Return to Doctor Who contents page
Return to site index

The Third Doctor Who


The third Doctor Who was Jon Pertwee, a comedian and light entertainer best known for his major role in the radio comedy The Navy Lark. He might seem a surprising choice to follow actors of the calibre of Hartnell and Troughton - even more suprising, given his pedigree, was Pertwee's decision to play the role of the Doctor almost dead straight. His Doctor was a brilliant scientist, who didn't suffer fools gladly. Sometimes this made him seem patronizing and arrogant. Exiled to Earth for a large part of his incarnation, he was initially deeply resentful of his situation, and intolerant of the small-minded attitudes of humans, especially the military thinking of Brigadier Lethbridge-Stewart. After a time, he settled in - so much so that even when his exile was rescinded, he still spent most of his time on Earth, and regarded it as his home.
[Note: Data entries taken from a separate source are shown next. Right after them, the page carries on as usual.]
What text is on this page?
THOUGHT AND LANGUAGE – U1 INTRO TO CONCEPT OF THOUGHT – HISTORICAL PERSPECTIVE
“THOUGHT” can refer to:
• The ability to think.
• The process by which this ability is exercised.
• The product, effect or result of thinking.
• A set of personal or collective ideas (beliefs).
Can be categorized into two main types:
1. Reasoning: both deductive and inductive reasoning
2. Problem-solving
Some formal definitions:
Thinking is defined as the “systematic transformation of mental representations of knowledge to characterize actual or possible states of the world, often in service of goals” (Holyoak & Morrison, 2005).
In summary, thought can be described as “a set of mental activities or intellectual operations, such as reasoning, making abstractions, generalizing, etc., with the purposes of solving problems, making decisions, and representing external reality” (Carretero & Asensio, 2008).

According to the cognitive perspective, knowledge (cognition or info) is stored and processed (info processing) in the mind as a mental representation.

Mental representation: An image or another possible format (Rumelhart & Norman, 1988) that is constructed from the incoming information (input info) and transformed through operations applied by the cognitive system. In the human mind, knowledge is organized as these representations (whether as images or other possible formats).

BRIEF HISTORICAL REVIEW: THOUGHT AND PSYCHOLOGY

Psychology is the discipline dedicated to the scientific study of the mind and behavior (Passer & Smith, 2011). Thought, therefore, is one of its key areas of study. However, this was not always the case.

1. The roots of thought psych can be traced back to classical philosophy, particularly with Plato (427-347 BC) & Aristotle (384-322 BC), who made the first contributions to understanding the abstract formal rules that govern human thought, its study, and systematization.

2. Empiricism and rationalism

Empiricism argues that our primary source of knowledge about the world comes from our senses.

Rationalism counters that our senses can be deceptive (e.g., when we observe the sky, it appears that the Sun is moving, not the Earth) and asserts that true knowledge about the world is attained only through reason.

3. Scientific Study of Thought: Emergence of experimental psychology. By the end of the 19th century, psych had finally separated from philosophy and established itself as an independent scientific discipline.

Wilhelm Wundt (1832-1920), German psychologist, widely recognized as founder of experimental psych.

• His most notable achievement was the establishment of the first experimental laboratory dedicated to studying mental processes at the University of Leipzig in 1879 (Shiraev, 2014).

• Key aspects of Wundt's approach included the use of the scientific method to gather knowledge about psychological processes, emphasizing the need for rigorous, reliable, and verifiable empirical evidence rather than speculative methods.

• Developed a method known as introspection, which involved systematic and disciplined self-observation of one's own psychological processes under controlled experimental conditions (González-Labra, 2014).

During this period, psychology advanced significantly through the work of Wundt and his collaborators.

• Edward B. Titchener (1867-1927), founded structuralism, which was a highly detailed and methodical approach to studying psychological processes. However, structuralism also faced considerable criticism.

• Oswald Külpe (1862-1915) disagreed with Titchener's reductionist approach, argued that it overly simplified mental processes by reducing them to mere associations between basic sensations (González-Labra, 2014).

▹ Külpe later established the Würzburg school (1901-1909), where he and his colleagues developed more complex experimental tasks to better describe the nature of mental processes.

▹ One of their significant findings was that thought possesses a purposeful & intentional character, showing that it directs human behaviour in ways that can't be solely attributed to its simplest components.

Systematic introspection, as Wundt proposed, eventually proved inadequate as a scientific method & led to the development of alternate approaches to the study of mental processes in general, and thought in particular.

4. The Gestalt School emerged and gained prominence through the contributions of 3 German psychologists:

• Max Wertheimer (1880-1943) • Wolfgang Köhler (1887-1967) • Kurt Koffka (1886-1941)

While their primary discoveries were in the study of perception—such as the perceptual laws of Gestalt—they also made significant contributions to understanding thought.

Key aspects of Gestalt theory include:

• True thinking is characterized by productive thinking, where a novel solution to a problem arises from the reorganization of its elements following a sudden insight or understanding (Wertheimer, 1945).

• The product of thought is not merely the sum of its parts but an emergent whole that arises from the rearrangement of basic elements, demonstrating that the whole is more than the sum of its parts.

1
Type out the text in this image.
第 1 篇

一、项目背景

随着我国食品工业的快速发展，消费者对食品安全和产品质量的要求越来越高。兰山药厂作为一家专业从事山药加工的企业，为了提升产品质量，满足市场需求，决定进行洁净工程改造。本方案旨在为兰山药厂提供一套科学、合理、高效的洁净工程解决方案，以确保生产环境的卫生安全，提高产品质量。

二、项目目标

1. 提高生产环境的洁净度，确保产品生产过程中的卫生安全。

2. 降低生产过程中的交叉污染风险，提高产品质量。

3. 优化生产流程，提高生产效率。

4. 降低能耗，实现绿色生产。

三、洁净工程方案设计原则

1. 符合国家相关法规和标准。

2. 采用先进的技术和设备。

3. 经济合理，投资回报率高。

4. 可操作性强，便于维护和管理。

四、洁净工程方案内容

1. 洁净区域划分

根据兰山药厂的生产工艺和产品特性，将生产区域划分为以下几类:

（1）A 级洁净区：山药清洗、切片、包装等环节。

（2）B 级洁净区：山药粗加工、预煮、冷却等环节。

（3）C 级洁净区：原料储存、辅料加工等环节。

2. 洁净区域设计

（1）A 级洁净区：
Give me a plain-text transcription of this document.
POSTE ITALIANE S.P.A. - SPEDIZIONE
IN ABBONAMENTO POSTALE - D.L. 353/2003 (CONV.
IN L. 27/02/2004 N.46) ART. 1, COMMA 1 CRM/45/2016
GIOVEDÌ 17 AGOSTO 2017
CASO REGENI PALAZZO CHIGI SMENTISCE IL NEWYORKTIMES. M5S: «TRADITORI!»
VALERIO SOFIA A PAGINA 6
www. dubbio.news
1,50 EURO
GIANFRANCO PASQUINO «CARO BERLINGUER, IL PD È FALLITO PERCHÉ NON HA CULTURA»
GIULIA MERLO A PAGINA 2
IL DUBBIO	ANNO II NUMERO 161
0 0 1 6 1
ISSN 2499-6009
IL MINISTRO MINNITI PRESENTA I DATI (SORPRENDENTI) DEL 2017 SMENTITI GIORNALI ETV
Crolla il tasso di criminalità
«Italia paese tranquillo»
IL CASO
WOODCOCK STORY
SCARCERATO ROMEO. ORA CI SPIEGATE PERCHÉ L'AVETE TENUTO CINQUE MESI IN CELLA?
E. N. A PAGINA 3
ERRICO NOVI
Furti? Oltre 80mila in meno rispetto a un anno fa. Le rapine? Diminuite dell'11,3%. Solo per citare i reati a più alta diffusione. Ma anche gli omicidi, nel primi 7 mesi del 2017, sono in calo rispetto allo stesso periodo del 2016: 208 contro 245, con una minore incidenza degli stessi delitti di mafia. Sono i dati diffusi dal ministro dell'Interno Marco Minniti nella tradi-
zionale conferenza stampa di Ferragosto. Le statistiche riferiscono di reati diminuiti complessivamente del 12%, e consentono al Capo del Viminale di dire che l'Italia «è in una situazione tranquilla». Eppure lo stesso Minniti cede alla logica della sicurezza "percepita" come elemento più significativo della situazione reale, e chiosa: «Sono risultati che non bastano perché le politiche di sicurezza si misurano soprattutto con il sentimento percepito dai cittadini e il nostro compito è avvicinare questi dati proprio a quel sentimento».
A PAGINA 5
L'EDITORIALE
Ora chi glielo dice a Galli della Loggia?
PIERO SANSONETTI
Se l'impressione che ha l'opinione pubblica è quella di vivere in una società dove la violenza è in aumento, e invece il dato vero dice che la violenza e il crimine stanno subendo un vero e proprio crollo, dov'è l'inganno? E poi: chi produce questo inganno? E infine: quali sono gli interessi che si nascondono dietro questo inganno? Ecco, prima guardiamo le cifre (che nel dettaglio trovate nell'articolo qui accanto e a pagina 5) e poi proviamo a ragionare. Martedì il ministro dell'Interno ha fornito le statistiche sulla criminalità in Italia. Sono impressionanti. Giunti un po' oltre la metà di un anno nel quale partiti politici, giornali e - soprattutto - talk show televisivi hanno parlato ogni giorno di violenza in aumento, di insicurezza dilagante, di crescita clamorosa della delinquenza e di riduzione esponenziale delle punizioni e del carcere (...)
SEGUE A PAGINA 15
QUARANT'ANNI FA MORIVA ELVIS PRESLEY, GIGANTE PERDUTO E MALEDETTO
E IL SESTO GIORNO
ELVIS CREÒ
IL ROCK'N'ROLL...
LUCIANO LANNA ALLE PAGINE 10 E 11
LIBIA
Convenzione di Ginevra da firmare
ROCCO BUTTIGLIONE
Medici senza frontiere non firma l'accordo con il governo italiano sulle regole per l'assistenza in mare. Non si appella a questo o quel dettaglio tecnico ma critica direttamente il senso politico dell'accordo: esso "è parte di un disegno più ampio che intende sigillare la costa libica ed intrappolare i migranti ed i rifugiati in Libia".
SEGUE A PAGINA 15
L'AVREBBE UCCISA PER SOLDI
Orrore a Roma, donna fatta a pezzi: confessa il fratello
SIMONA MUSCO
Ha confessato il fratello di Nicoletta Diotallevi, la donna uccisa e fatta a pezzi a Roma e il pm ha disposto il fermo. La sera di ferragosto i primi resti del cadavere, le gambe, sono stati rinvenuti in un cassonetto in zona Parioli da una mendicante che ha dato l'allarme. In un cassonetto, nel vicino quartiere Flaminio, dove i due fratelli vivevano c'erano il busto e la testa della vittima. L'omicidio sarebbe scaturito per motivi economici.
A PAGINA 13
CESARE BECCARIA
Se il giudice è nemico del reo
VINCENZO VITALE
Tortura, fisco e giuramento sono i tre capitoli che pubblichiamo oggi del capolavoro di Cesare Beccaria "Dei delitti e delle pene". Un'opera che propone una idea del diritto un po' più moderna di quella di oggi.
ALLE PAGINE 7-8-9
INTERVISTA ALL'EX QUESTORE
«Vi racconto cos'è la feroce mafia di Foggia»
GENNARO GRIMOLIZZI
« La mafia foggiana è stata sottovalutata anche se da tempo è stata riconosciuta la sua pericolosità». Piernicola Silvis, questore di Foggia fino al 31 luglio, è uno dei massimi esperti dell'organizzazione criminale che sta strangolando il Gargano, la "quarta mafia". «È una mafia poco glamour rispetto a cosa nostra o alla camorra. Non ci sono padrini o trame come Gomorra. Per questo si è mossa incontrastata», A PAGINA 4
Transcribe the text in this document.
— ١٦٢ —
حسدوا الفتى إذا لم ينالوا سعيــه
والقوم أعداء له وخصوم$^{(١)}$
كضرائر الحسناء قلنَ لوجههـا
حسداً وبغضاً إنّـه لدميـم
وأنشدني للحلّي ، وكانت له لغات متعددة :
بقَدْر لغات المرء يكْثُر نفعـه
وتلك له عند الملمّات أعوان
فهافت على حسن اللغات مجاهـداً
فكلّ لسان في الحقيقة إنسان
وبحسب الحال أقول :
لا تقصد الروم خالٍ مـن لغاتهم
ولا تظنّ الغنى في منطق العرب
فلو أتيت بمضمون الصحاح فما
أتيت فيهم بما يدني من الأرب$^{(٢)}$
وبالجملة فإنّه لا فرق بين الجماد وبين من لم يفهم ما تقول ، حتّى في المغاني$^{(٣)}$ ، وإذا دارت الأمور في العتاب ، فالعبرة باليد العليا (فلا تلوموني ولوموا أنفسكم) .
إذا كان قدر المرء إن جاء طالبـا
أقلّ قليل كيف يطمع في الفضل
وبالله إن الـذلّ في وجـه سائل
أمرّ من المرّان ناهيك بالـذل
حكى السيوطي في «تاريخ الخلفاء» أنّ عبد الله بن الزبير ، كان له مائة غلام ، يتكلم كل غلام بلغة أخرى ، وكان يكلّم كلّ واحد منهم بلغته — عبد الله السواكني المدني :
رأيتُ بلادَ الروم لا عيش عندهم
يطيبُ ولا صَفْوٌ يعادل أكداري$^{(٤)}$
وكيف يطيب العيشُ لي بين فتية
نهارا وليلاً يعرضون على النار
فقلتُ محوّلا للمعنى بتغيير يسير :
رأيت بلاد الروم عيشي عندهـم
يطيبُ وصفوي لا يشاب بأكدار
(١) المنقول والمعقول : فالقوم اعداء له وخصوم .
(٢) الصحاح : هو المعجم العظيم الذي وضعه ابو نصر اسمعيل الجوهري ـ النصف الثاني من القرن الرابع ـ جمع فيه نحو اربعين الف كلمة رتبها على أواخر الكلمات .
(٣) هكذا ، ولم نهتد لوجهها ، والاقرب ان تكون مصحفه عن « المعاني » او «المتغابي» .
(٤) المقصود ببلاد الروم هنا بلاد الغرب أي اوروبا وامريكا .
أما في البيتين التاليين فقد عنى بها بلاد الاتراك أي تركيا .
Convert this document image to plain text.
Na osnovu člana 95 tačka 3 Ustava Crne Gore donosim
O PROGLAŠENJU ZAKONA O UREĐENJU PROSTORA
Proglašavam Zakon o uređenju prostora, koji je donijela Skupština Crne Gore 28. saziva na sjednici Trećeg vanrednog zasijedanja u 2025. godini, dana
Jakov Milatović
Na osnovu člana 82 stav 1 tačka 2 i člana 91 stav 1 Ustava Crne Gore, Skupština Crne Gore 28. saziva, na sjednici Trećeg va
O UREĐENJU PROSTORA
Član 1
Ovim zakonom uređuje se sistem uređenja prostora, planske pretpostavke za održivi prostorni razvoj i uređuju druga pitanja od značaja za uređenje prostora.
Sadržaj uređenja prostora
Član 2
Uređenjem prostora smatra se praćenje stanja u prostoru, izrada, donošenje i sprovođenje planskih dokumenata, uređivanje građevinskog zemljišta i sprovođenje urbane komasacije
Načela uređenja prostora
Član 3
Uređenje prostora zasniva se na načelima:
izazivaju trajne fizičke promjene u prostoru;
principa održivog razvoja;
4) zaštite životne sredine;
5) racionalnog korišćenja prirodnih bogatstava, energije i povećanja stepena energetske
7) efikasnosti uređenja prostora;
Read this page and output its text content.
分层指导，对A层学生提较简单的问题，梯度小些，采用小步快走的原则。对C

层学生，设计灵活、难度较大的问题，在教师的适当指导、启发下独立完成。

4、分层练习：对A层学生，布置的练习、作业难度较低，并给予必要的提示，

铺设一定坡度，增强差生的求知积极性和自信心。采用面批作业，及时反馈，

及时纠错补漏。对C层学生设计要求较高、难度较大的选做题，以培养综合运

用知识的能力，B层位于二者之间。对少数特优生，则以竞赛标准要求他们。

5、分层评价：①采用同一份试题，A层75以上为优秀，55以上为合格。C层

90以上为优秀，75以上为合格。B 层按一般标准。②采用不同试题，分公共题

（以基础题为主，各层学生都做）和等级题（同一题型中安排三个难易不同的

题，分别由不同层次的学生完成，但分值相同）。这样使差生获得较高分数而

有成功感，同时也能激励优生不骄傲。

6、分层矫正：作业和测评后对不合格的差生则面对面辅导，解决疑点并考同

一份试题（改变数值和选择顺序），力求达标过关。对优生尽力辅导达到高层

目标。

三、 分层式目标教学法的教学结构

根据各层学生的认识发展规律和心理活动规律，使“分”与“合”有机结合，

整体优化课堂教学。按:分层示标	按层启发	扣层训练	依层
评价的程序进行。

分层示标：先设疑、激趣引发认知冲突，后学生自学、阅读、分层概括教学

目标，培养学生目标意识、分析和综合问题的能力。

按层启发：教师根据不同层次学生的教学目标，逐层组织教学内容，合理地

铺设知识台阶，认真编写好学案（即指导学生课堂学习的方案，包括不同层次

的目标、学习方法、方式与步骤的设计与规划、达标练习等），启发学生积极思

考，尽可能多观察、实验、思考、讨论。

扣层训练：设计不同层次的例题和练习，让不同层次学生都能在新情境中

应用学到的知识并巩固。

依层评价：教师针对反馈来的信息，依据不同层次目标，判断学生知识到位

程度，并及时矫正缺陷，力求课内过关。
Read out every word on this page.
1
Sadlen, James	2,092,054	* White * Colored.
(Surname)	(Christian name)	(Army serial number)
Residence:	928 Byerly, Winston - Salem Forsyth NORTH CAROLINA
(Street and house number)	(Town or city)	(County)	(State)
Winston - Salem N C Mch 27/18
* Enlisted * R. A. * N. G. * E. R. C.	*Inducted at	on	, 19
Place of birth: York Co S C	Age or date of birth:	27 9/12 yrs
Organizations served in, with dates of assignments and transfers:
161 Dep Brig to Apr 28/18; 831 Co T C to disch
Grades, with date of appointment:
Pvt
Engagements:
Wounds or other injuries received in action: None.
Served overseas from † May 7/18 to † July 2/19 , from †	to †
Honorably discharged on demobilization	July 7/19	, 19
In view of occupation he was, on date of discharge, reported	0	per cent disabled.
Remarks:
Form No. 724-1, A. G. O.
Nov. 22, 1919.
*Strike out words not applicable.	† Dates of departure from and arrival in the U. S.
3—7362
Pertwee's first season in 1970 was his best - it had a new, more adult style than Doctor Who was used to, and was presented in a more realistic manner. I feel Pertwee was better suited to this presentation than the subsequent seasons, which reverted to a more light-hearted style, and the cosy atmosphere of the "UNIT family". Pertwee's Doctor is often characterized as a dashing man of action. Combined with his elegant Regency buck image, we can see how he was modelled after the glamourous secret agent type characters who were so popular on television in the late sixties and early seventies - such as Steed in The Avengers, and most obviously Jason King of Department S. Pertwee drove a vintage car, and was even proficient in a rare Venusian martial art. Until about five years ago, I never used to be particularly keen on Pertwee's Doctor, probably becase my memories of him were somewhat vague. With an increase in video releases and a number of repeats, I came to a new appreciation. Though I could not say outright that Pertwee was my favourite Doctor, I would accord him that status jointly with his successor, Tom Baker. There is however quite a large faction of fandom which holds Pertwee in very poor regard. I think this is a shame. We owe Jon Pertwee a lot. It was during his time that Doctor Who became a phenomenon. He was such an immediate success in the role, that the future of the series was assured for many years to come.